Larson and the Americans rebounded to win the bronze-medal match two days later.

“I don’t know anybody that didn’t have their heart ripped out. It was just a soul-crusher of a match,” Kiraly said of the semifinal. “More meaningful was what a great response everybody, including Jordan, mounted to the disappointment of that loss.”

The U.S. took fifth at worlds in 2018 and is now ranked second in the world behind China.
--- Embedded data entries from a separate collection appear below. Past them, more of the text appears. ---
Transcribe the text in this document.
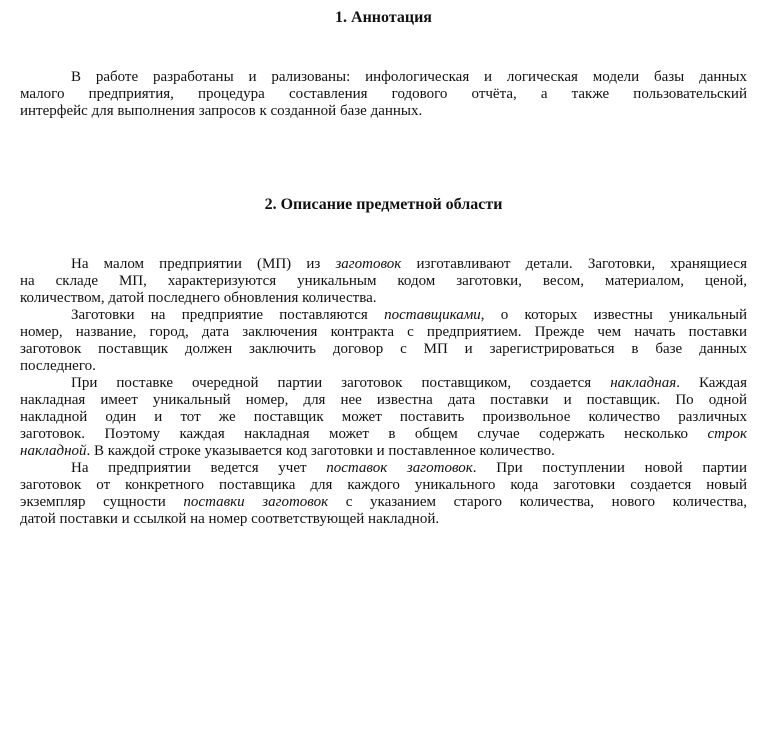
1. Аннотация
В работе разработаны и рализованы: инфологическая и логическая модели базы данных
малого предприятия, процедура составления годового отчёта, а также пользовательский
интерфейс для выполнения запросов к созданной базе данных.
2. Описание предметной области
На малом предприятии (МП) из заготовок изготавливают детали. Заготовки, хранящиеся
на складе МП, характеризуются уникальным кодом заготовки, весом, материалом, ценой,
количеством, датой последнего обновления количества.
Заготовки на предприятие поставляются поставщиками, о которых известны уникальный
номер, название, город, дата заключения контракта с предприятием. Прежде чем начать поставки
заготовок поставщик должен заключить договор с МП и зарегистрироваться в базе данных
последнего.
При поставке очередной партии заготовок поставщиком, создается накладная. Каждая
накладная имеет уникальный номер, для нее известна дата поставки и поставщик. По одной
накладной один и тот же поставщик может поставить произвольное количество различных
заготовок. Поэтому каждая накладная может в общем случае содержать несколько строк
накладной. В каждой строке указывается код заготовки и поставленное количество.
На предприятии ведется учет поставок заготовок. При поступлении новой партии
заготовок от конкретного поставщика для каждого уникального кода заготовки создается новый
экземпляр сущности поставки заготовок с указанием старого количества, нового количества,
датой поставки и ссылкой на номер соответствующей накладной.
Larson spent the past club season in Shanghai. The campaign ended in mid-January. She hadn’t heard anything about the coronavirus when she took her scheduled flight back to California, learning days later that LAX started screening for it. Now, she’s working out from her garage.

Larson is in line to become the fifth-oldest U.S. Olympic women’s volleyball player in history, according Olympedia and the OlyMADMen.

Her decade of experience could go a long way to help the next generation of outside hitters, led by three-time NCAA champion and Sullivan Award winner Kathryn Plummer.

“If you’re coming into the USA program as an outside hitter, in the next year or the quad or the quad after that,” Barnett said, “the measuring stick is going to be Jordan Larson.”